Abstract In order to overcome the mismatching between traditional additives and DLC coatings in solid-liquid lubricating system. Cu nanoparticles modified with diisooctyl dithiophosphoric acid (NPCuDDP) were prepared and used as nano-additives in DLC/PAO solid-liquid lubricating systems. Four kinds of DLC coatings including amorphous carbon (a-C) and amorphous carbon doped with Si (a-C(Si)), Al (a-C(Al)) and H (a-C(H)) respectively, with a hardness range from 22 GPa to 7 GPa were used to study the tribological mechanism and adaptability of NPCuDDP to the hardness and composition of DLC coatings. It was found that NPCuDDP reduced the COF of DLC coatings/PAO systems by 19%–22% regardless of their hardness and composition and made the wear rate of all DLC coatings decrease by 2–3 orders of magnitude. While the composite of tribofilm was decided by the doped elements in DLC coatings. The doped element H inhibited the oxidation of copper in tribofilm, and led to the lowest wear rate of a-C(H) coating. The doped element Al in a-C(Al) facilitated the enrichment of phosphates on friction surface.
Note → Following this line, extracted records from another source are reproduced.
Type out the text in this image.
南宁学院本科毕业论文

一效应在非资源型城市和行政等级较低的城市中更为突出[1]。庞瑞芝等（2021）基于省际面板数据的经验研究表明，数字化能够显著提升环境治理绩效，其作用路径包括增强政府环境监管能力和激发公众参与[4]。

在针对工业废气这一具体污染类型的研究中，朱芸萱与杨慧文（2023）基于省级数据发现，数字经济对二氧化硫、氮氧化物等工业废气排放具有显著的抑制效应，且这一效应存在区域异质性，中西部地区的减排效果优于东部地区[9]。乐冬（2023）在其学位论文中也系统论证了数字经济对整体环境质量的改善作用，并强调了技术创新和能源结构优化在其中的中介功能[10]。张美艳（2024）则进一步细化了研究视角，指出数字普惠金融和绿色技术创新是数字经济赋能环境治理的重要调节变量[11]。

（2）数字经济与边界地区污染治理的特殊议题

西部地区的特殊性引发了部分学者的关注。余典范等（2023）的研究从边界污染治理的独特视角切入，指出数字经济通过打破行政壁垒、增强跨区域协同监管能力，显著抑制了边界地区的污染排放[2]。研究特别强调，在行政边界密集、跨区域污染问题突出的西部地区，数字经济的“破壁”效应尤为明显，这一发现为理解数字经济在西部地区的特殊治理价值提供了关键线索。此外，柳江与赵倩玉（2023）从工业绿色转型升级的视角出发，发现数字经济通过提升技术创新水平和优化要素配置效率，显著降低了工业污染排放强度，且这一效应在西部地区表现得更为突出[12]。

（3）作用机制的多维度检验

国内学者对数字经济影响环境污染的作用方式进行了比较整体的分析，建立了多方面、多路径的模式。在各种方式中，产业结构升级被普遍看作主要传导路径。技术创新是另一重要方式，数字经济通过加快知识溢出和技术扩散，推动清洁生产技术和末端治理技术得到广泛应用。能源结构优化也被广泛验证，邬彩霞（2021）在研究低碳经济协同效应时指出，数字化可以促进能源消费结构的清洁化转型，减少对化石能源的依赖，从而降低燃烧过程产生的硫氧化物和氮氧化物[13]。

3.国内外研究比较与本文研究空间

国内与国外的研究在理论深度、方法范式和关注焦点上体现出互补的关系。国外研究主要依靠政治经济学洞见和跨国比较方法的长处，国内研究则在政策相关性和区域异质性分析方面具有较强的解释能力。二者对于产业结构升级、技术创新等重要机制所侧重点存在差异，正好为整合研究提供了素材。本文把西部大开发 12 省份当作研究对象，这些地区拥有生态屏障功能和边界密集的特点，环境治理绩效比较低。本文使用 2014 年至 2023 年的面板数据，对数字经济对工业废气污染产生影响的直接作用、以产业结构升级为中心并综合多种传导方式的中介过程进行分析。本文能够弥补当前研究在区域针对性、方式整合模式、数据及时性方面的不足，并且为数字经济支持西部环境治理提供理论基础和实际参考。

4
The hardness rather than composition of DLC coatings determines whether traditional additive ZDDP can form tribofilm. ZDDP can only form Zinc polyphosphate tribofilm on the steel balls rubbed with a-C, a-C(Si) and a-C(Al) coatings whose hardness was over 12 GPa. The friction coefficient of the system increases greatly because of the high strength of ZDDP tribofilm. The high activity of soft metal nano-particle in NPCuDDP urged the formation of tribofilm on friction surface easily and produced a significant antifriction and antiwear effect, and is expected to replace traditional small molecule additives as the high-efficiency special lubricating oil additives for DLC coatings solid-liquid lubrication system.